As for proof of the manipulation, like Denton, he said he's heard from officers complaining of such practices. But James also declined to provide contact information for those officers.
James is a former police officer and one-time president of the police union. He said data manipulation within the department has been going on for a "long time," but "not in such a way" during his tenure on the police force.
Asked if he's concerned making such accusations could deepen the divide between citizens and police, and cut at police legitimacy, James said he has no such concerns.
"The officers are doing their job," he said. "The issue, again, is leadership."
Councilman Brent Ackerson, a Democrat from District 26, said any effort to send a message that crime in Louisville is declining is "a farce."
He likened such a tactic as "political patty-cake of trying to make people feel good when, really, they shouldn't."
"Let's tell them the truth — things are bad," he said.
And Councilwoman Barbara Sexton Smith, a Democrat from District 4, told committee members that when she inquired about the discrepancies between internal police data and data that's submitted to the FBI, she was informed data points can be "reclassified or recoded."
James, the chair, responded that "sometimes is called manipulated."
A police spokesperson did not return multiple requests to comment on the accusations from council members.
The head of the River City Fraternal Order of Police, the local police union, also did not return a request for comment.
'Part of the culture'
Police departments across the country have been found to skew and manipulate data, reports show.
For instance, in New York City, a study found that manipulation of crime reports "has long been part of the culture" within the department, according to a reportfrom the New York Times.
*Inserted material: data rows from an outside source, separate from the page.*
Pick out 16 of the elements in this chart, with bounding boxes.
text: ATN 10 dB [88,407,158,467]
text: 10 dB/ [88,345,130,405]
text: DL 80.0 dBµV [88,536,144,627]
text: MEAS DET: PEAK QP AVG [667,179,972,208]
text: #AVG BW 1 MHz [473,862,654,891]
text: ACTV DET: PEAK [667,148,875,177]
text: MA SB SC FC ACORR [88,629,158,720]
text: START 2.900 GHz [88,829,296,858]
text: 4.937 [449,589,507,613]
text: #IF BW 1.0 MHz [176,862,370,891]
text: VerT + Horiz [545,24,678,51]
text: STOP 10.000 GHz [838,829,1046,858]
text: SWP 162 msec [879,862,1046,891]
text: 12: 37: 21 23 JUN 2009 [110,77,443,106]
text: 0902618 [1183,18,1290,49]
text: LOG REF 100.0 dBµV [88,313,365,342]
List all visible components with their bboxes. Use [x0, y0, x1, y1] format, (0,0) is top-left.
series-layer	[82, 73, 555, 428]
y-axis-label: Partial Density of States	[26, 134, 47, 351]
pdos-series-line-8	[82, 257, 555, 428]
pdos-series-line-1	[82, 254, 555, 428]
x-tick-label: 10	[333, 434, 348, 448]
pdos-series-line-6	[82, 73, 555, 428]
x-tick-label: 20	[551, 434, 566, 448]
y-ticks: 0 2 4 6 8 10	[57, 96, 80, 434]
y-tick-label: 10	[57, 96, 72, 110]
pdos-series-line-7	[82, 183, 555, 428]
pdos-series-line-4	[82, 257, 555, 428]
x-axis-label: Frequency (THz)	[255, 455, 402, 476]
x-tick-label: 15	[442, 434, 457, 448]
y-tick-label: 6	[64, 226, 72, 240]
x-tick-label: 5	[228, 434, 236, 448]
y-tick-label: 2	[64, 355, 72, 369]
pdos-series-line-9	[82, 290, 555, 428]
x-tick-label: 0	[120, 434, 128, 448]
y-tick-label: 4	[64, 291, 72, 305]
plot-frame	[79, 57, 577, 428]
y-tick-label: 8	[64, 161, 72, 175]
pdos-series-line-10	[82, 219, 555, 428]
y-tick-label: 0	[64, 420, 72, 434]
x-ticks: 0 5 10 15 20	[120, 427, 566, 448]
And in Los Angeles, that city's police department was found to have misclassified some 14,000 serious assaults as minor offenses, according to a reportfrom the Los Angeles Times.
Sam Walker, an emeritus professor of criminal justice at the University of Nebraska Omaha, said it's unclear just how prevalent the manipulation of crime data is across the country.
He compared it to white collar crime in that it often goes unknown until it's reported by someone involved.
The appropriate response to such allegations, Walker said, would be to initiate an independent investigation.
"If you've got some really systematic misconduct and misrepresenting the crime situation and public safety in the city, that's an important issue," he said. "You want to clear the air."